The expert announced stricter requirements for borrowers with lower mortgage rates.
Mortgages retained a key role in the primary housing market in 2025, securing more than half of transactions even at high rates. However, in 2026, credit conditions will change significantly.: The rates, the availability of programs and the principles of state support will be built according to the new rules. Yulia Arkhangelskaya, head of the Commercial services department of the Mangazeya development company, told Izvestia about this on December 30.
According to her, the dynamics of the Bank of Russia's key interest rate will be the main factor in the transformation. After a period of record values, when the "key" reached 21% in the fall of 2023, the regulator switched to a decrease, and the indicator dropped to 16%.
"If the downward trend of the "key" continues, by the end of 2026, rates on basic mortgage programs may drop to 12-13%. This can increase the availability of loans: even reducing the interest rate by 0.5–1 percentage points reduces the borrower's monthly burden, but the specific effect depends on the loan amount, term and selected program, and in some cases can amount to several tens of thousands of rubles per month," said the expert.

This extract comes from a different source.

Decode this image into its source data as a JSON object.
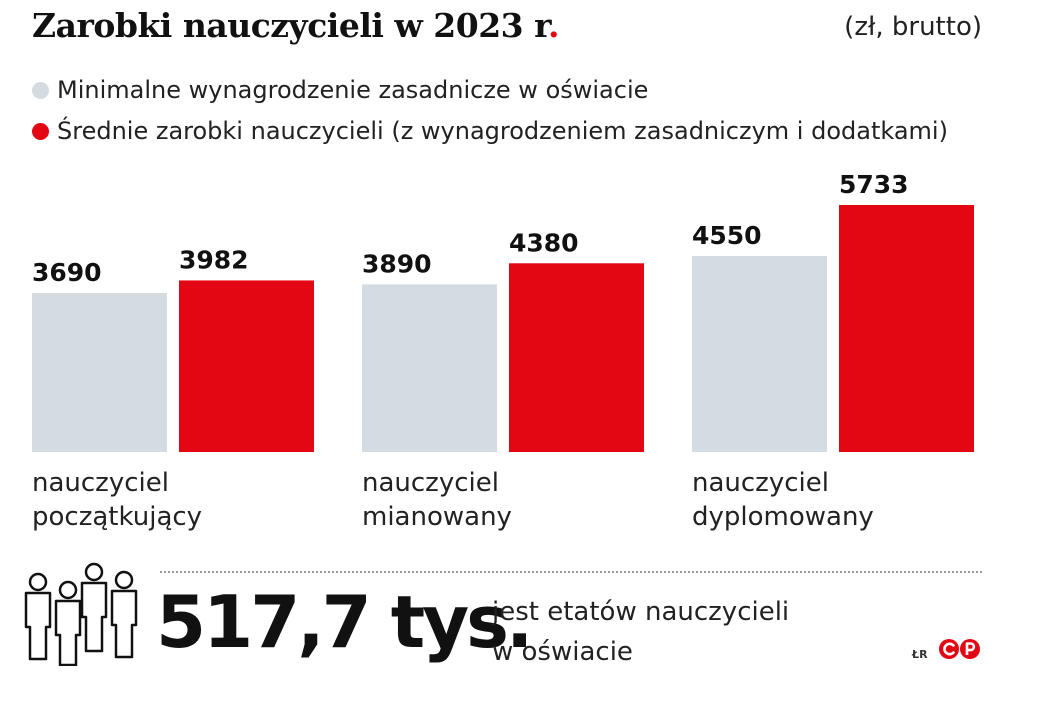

She stressed that the reduction in interest rates does not mean a return to the model of mass preferential mortgages. Universal programs, which have been in effect since 2020, have become a significant burden on the budget: if expenditures in 2020-2023 amounted to about 800 billion rubles, then in 2024-2025 it took up to 1-2 trillion rubles annually. In 2026, the vector will change — targeted programs for specific categories of citizens will receive priority.
In addition, the "one family, one mortgage" rule comes into force on February 1, which applies to the preferential family program: spouses will be able to apply for only one loan and only as co—borrowers. According to Arkhangelskaya, the measure is aimed at limiting investment purchases and supporting those who really improve housing conditions. Within the framework of this approach, the differentiation of rates is discussed: large families can get the most favorable conditions.
The expert expects the strengthening of regional support instruments. In 2026, the subjects of the Russian Federation will be able to launch their own market incentive mechanisms, taking into account demographics, employment and local demand.
At the same time, easing rates will not lead to a reduction in requirements for borrowers. Banks will take a closer look at their debt burden, sources of income, and financial stability. It is possible to revise the terms of the initial payment — in some cases it may increase by 5-15%.
Arkhangelskaya concluded that in 2026, mortgages will switch to a new model: loans will become cheaper, but access to them will be more targeted. Benefits will depend on the family's social profile and regional context, while program flexibility will depend on budget conditions and key rate dynamics.
On December 19, the Central Bank of the Russian Federation lowered its key rate to 16% per annum. This step continues the cycle of moderate monetary policy easing, which is being implemented against the background of continuing inflationary pressures.